The church is an alternative. And an alternative, clearly and effectively presented, will do far better than simply saying we’re better than something you weren’t interested in in the first place.

To be “an alternative” means there will be something about us that looks different than the prevailing culture. Being “an alternative” will only ever be attractive to a minority. It should be a cause for concern if the church ever becomes the most popular force in culture. “Alternatives,” by definition are never going to be mainstream. The church is always in danger of losing its “alternative” status when it has too much power, too much popularity and too much influence in the world.

  1. Gimmicks

If you play the ‘next Sunday will be better than last Sunday game,’ you eventually end up losing and lying (because it can’t be).

In addition, eventually people ask “So what? So what if next Sunday is a little bit better than last Sunday? What’s this all about anyway?”

It is hard to imagine anything less attractive in a church than gimmicks. Gimmicks are inherently superficial and short-lived. Churches are intended to call people to a life of depth, faithfulness, and steadiness. Gimmicks are anathema in the church.

  1. Inauthentic leadership

People’s fake detectors are set at a higher level than ever….What has to die, of course, is the leader who acts like he or she has it all together: the plastic veneer we put on hoping nobody sees the real us.

No church leader can afford to operate ten feet above contradiction. Church leaders need to be open to challenge, question, and even correction. The only way to create an environment where it is possible for the leader to be challenged is for that leader to acknowledge he or she may be wrong, may not have all the answers, and is not always entirely clear about precisely the right way forward. To some people this may at times look like weak leadership. But it is honest and honesty will always reside at the core of genuine leadership in the church.

  1. A self-centred mission

You have to be careful not to make the mission about your church.
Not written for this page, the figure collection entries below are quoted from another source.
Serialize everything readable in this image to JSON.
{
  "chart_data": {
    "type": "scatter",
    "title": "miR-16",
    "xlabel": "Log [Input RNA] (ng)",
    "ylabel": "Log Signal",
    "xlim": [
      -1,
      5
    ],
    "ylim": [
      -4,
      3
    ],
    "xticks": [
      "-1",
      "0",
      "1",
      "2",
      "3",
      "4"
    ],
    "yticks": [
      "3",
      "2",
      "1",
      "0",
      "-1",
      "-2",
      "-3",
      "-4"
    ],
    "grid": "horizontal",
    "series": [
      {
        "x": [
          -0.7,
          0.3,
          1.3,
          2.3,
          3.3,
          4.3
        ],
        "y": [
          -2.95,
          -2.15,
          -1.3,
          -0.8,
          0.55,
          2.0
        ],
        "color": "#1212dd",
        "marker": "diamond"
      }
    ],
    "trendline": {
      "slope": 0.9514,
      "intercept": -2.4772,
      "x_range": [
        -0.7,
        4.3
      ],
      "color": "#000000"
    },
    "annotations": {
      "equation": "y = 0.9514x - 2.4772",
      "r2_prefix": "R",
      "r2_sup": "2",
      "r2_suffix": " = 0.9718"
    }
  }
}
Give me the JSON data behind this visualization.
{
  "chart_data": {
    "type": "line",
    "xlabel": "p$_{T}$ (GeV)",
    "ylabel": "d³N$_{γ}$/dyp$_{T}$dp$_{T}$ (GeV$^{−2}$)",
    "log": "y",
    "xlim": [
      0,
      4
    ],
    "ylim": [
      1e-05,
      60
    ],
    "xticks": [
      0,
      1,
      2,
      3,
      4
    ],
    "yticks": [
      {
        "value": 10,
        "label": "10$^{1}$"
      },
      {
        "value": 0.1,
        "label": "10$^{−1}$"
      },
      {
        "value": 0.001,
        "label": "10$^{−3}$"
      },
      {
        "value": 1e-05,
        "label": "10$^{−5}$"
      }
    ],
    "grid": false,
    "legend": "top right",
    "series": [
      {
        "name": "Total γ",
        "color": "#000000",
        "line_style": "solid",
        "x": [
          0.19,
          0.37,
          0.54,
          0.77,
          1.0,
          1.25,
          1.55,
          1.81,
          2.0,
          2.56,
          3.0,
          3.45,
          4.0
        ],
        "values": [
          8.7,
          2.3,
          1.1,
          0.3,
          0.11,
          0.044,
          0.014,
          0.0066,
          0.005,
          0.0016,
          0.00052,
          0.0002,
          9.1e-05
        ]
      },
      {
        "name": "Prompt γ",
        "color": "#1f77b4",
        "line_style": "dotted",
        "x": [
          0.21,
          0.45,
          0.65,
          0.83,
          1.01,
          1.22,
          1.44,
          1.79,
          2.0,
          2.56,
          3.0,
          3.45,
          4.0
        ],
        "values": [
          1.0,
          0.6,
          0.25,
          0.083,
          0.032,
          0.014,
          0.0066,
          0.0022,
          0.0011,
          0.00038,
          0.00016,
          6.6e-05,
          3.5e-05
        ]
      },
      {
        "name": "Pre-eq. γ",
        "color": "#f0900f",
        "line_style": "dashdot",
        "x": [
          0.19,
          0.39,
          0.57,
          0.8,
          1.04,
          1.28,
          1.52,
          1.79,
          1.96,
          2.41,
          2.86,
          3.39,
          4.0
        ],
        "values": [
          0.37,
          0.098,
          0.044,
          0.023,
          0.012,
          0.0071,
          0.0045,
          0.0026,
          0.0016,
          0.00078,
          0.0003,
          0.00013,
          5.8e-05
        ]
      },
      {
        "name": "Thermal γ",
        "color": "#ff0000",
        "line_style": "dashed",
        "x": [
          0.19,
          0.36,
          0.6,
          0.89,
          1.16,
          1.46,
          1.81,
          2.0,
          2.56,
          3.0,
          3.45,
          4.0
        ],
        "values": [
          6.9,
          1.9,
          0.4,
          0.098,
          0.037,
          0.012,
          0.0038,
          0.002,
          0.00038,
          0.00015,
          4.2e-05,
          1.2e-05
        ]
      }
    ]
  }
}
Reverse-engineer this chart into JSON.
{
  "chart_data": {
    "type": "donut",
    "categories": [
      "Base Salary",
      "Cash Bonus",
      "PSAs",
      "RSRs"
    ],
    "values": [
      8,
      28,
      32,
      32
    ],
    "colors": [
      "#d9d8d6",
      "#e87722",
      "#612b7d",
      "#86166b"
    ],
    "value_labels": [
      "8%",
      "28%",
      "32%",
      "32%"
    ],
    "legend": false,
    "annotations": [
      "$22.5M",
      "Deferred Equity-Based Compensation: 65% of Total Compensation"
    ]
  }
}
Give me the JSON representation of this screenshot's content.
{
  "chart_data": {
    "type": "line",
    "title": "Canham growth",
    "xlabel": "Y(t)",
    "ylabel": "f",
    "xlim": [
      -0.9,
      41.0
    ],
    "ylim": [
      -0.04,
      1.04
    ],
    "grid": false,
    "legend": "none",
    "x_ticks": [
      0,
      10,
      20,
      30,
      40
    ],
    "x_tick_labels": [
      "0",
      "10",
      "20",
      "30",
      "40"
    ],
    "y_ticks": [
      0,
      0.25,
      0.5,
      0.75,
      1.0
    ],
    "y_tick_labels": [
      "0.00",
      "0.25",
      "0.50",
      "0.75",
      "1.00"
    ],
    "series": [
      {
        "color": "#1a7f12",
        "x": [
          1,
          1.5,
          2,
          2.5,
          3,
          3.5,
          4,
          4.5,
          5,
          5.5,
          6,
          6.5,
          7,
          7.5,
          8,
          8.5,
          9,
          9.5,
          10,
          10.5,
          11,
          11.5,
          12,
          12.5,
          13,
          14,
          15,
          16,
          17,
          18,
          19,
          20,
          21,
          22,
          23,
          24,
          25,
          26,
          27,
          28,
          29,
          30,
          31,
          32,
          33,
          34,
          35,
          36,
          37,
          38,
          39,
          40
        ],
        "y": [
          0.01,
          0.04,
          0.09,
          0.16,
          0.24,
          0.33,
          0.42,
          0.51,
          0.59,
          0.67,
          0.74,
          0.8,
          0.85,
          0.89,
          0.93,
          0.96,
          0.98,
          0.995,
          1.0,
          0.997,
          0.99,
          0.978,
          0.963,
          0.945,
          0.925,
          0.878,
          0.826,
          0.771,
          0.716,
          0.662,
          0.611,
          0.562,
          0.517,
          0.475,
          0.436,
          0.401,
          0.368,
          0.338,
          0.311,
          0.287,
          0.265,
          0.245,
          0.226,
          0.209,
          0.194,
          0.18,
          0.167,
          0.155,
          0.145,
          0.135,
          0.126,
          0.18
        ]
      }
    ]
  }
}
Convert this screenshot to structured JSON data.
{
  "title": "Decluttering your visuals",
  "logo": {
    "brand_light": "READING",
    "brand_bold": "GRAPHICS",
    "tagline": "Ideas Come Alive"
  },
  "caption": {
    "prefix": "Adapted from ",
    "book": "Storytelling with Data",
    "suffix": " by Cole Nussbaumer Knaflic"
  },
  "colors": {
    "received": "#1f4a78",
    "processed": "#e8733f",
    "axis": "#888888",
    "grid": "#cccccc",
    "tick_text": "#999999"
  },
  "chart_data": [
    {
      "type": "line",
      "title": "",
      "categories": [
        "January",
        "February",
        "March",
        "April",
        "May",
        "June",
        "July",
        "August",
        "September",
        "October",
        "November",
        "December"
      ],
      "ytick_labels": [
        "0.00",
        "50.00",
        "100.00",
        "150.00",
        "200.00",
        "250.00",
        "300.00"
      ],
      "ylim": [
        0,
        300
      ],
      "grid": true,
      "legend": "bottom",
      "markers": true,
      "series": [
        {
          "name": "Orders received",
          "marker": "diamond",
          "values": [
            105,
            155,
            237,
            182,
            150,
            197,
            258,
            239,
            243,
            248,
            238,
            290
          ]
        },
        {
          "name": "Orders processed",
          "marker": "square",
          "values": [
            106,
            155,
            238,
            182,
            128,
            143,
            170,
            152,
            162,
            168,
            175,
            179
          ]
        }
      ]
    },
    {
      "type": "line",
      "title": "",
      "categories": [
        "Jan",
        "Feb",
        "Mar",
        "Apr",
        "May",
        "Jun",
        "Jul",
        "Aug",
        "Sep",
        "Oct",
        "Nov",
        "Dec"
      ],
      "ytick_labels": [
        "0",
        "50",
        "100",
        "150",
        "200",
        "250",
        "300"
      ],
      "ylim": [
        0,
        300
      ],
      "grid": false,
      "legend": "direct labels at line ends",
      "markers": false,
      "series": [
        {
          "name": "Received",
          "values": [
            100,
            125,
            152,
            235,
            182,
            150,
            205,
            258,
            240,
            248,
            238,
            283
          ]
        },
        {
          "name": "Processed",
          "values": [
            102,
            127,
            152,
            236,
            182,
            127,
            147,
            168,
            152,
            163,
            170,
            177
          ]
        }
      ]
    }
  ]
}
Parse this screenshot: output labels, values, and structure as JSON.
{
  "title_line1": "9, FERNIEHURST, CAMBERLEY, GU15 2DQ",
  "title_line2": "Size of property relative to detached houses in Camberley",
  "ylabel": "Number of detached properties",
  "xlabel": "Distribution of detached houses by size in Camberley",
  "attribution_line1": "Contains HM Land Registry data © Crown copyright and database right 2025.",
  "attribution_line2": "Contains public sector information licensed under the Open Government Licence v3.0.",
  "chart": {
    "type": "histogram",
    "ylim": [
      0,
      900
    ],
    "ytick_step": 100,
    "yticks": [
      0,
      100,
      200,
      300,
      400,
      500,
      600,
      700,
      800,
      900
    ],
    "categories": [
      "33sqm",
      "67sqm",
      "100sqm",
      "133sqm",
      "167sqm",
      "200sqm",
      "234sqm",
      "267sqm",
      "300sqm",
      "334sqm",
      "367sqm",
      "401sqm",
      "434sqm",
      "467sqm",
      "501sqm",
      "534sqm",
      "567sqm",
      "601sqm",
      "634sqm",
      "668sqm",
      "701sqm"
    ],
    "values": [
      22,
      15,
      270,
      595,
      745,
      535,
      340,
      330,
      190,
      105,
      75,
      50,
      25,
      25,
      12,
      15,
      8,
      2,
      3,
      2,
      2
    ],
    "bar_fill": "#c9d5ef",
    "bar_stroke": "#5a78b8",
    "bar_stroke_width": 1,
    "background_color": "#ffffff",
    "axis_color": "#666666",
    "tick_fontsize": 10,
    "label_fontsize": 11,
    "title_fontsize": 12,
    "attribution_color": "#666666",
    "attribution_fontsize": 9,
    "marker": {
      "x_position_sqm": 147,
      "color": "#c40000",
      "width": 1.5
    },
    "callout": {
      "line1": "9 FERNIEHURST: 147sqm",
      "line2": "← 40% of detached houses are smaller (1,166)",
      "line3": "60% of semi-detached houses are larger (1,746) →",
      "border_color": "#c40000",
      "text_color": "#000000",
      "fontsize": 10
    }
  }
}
Too much of what is passed off as an effort “to build the kingdom,” is really a thinly veiled attempt to build my church so that I may feel good. Churches do not exist to build churches. Churches exist to help peoples’ hearts open to love of God and love of all God’s creation. This may or may not result in greater attendance in worship on Sunday.

  1. Random programming

Why does random programming not work?

Simple: because random programming pleases insiders but rarely reaches outsiders.

People do not need more programs. They are already stretched and stressed beyond their capacity. When church becomes just one more obligation on an already overly busy schedule, it has already failed.

  1. Assuming people know what their next step is

The way forward is always uncertain. We must learn to live at peace in the midst of not knowing.

  1. Relying on what you’ve learned in the past

The past is only a good teacher if we understand that it is intended to be a guide for the future, not a straightjacket for the present. If we are going to meet the future with creativity and life, we are going to need to let go of some things that we cherish from the past.

We may find church appealing because it feels familiar and comforting. The majority of people in the western world today do not have any church memory and will not be attracted to a church that is determined merely to keep things as they have always been for the comfort of those to whom they are familiar.

If church is going to work in the future, we will need to launch out boldly wherever God’s Spirit may lead, embodying the reality of God’s love for all people in ways that are authentic in the context in which we find ourselves today.